MoVer: Motion Verification for Motion Graphics Animations

TL;DR

MoVer introduces a motion verification DSL that uses first-order logic to check spatio-temporal properties of motion graphics and integrates this with an LLM-based synthesis pipeline. By modeling animations with per-frame SVG representations and predicate matrices grounded in $\mathcal{Allen}$ interval algebra and the rectangle algebra, MoVer enables automated verification and iterative correction of prompts to produce animations that match specification. On a synthetic dataset of 5600 prompt–MoVer pairs, the LLM-based pipeline achieves 95.1% ground-truth MoVer program accuracy, with the overall success rate improving from 58.8% without iterations to 93.6% with up to 50 correction iterations, illustrating the practical value of automated verification in guiding synthesis. The work advances the reliability of text-to-motion graphics generation and suggests broader applicability of formal verification loops for visual content creation.

Abstract

While large vision-language models can generate motion graphics animations from text prompts, they regularly fail to include all spatio-temporal properties described in the prompt. We introduce MoVer, a motion verification DSL based on first-order logic that can check spatio-temporal properties of a motion graphics animation. We identify a general set of such properties that people commonly use to describe animations (e.g., the direction and timing of motions, the relative positioning of objects, etc.). We implement these properties as predicates in MoVer and provide an execution engine that can apply a MoVer program to any input SVG-based motion graphics animation. We then demonstrate how MoVer can be used in an LLM-based synthesis and verification pipeline for iteratively refining motion graphics animations. Given a text prompt, our pipeline synthesizes a motion graphics animation and a corresponding MoVer program. Executing the verification program on the animation yields a report of the predicates that failed and the report can be automatically fed back to LLM to iteratively correct the animation. To evaluate our pipeline, we build a synthetic dataset of 5600 text prompts paired with ground truth MoVer verification programs. We find that while our LLM-based pipeline is able to automatically generate a correct motion graphics animation for 58.8% of the test prompts without any iteration, this number raises to 93.6% with up to 50 correction iterations.

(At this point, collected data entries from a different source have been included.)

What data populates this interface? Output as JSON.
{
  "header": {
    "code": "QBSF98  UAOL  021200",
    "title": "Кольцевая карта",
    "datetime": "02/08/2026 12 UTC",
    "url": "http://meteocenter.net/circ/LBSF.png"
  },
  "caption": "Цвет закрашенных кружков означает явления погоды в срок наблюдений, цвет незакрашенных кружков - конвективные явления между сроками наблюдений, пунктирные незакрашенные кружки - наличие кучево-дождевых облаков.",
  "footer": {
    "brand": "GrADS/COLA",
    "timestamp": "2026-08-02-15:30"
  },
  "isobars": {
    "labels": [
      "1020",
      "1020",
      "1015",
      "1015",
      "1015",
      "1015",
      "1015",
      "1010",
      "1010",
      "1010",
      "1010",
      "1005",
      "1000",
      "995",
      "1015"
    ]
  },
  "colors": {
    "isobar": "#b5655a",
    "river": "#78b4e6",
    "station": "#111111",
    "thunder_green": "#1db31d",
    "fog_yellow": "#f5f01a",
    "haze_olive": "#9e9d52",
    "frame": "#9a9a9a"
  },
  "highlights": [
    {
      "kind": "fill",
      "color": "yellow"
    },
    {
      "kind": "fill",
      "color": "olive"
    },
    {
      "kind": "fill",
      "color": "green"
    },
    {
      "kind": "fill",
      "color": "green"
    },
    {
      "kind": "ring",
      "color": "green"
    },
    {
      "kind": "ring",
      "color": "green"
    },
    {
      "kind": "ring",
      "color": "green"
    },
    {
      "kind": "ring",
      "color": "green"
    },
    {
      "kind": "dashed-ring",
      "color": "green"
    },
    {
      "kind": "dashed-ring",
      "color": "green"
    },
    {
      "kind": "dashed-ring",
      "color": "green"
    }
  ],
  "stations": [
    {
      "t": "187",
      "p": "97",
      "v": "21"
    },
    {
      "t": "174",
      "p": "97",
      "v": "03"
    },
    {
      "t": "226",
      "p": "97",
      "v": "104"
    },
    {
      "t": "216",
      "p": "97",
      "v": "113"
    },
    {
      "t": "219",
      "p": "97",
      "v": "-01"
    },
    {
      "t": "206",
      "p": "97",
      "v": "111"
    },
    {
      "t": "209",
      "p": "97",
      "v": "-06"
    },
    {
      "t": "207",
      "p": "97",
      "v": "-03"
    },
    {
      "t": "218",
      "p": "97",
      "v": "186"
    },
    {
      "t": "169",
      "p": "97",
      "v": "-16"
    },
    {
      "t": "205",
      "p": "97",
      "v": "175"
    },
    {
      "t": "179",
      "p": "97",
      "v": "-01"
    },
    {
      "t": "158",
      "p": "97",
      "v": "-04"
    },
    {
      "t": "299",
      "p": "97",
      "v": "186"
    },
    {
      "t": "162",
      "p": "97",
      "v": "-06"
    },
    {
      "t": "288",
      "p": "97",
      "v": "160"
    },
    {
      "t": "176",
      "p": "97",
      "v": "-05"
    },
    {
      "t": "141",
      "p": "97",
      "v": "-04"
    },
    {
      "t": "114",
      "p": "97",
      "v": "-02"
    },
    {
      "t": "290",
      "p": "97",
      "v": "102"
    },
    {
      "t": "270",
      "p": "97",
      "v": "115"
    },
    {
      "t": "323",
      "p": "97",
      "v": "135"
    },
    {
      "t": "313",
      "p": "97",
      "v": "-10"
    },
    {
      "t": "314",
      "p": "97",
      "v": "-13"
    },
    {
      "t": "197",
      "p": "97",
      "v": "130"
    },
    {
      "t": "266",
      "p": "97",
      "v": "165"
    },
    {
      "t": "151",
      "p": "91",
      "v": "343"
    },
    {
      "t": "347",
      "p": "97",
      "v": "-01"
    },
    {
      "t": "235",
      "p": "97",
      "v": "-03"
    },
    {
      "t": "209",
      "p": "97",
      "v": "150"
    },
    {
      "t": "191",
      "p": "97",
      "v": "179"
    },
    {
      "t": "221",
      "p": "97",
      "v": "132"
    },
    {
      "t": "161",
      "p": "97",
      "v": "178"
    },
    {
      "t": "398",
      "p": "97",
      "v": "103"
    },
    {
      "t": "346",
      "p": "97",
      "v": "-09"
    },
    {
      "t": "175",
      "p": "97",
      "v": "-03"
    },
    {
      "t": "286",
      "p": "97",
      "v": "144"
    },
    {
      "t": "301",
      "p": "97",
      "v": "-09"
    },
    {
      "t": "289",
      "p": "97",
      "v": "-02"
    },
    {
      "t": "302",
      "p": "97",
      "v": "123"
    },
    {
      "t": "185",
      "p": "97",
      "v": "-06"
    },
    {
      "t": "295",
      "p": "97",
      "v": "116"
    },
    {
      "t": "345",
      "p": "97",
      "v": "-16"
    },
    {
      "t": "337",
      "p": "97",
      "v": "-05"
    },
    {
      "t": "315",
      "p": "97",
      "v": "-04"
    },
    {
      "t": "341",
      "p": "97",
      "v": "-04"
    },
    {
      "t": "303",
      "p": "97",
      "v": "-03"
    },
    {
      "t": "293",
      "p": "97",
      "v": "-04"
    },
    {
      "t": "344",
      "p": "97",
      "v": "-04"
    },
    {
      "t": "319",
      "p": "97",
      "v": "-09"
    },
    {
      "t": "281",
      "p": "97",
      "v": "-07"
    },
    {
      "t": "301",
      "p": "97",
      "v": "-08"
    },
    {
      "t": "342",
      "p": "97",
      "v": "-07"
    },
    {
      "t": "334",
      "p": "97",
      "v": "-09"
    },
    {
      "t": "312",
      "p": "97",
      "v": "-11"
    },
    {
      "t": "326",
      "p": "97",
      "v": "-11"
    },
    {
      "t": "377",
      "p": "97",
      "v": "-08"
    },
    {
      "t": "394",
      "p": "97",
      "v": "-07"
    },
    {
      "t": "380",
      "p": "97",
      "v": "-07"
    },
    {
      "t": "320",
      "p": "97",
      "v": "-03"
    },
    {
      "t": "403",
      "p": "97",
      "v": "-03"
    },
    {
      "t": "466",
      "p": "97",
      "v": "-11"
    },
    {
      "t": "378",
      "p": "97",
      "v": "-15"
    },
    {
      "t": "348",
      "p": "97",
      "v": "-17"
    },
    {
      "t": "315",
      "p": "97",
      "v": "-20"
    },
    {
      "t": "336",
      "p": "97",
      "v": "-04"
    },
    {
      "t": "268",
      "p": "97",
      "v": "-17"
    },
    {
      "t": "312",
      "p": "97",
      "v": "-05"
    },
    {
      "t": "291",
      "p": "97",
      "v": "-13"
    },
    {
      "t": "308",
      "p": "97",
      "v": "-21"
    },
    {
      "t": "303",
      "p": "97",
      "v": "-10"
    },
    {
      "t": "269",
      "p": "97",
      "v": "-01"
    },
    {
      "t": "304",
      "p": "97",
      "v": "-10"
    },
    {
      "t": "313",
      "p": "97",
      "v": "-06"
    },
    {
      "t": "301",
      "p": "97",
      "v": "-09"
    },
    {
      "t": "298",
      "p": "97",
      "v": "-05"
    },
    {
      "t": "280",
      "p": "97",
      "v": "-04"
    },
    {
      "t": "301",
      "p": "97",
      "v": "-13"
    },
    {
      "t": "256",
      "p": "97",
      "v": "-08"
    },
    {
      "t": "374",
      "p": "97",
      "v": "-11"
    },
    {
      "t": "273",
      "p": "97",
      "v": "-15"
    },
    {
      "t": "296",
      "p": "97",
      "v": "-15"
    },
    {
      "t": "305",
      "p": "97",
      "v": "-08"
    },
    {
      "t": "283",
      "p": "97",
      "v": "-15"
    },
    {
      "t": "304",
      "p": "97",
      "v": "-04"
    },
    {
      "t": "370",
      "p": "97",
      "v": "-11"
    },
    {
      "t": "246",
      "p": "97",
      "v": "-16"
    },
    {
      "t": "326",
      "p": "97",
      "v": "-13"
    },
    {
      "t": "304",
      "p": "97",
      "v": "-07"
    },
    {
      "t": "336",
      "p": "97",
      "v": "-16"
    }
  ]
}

Our code and dataset are at https://mover-dsl.github.io.

Figures (8)

• Figure 1: (top) The 13 low-level temporally relative predicates in Allen's interval algebra and the three aggregated predicates (disjunctions of the low level predicates) in MoVer: before(), while(), and after(). (bottom) The 169 spatially relative predicates in the rectangle algebra and four of the aggregated predicates in MoVer. MoVer implements 10 spatially relative aggregated predicates: top(), bottom(), left(), right(), border(), intersect(), top_border(), bottom_border(), left_border(), and right_border() as sub-regions of this table.
• Figure 2: The input text prompt (top left) aims to move the Y and the S so that they touch the E on either side. The verification report (bottom left) shows that, although the Y does border the left side of E on frame 80 and left_border() evaluates to true, it continues its rightward motion m$_1$ until frame 120, and so the post() predicate fails. Although m$_2$, the motion of S, successfully borders the right side of E, the before() predicate fails because m$_1$ is false.
• Figure 3: Our pipeline automatically feeds the verification report (Figure \ref{['fig:verification']}) back to the LLM animation synthesizer to correct the animation. On the first iteration, the motion of Y correctly ends adjacent to the left side of E at frame 120. But the motion incorrectly overlaps in time with the motion of S. On the second correction iteration, the sequencing of the motions is correctly updated so that Y moves first (frames 1-60) before S (frames 61-120).
• Figure 4: The input text prompt describes an animation in which the letter H and the letter A are asked to maintain contact as they scale up and down, as shown in the frames under Correction Iteration 9 (please refer to https://mover-dsl.github.io for the animations in action). However, the initial animation produced by the LLM animation synthesizer fails to satisfy any of the border() relations as indicated by the verification report. In the first correction iteration, the letters H and A are stretched to border the bottom edges of the letters below them, instead of top edges (frame 60 and 120). From there, the synthesizer becomes stuck in a loop, producing the same animation until the eighth correction iteration, where it has corrected the scaling of the yellow H and blue A. In the ninth iteration, it eventually changes the sign of the scale factor of the two bottom letters, passing all verification checks.
• Figure 5: The input text prompt asks the two letter W's to be rotated around the small pink circle and the letter O to be lowered so that the transformed letters form the word "mom" (animations can be found at https://mover-dsl.github.io). In the initial animation, the W's are rotated correctly, but the letter O does not move at all, rendering both dir() and post() to false. Note that bottom_border() is true because the bottom edge of O aligns with those of the W's at the beginning of the animation (frame 1). In the first correction iteration, the O moves towards the bottom but does not do so enough to align with the W's. In the second iteration, the LLM synthesizer correctly computes the translation distance for O, producing an animation that says "wow mom" at the end (frame 180).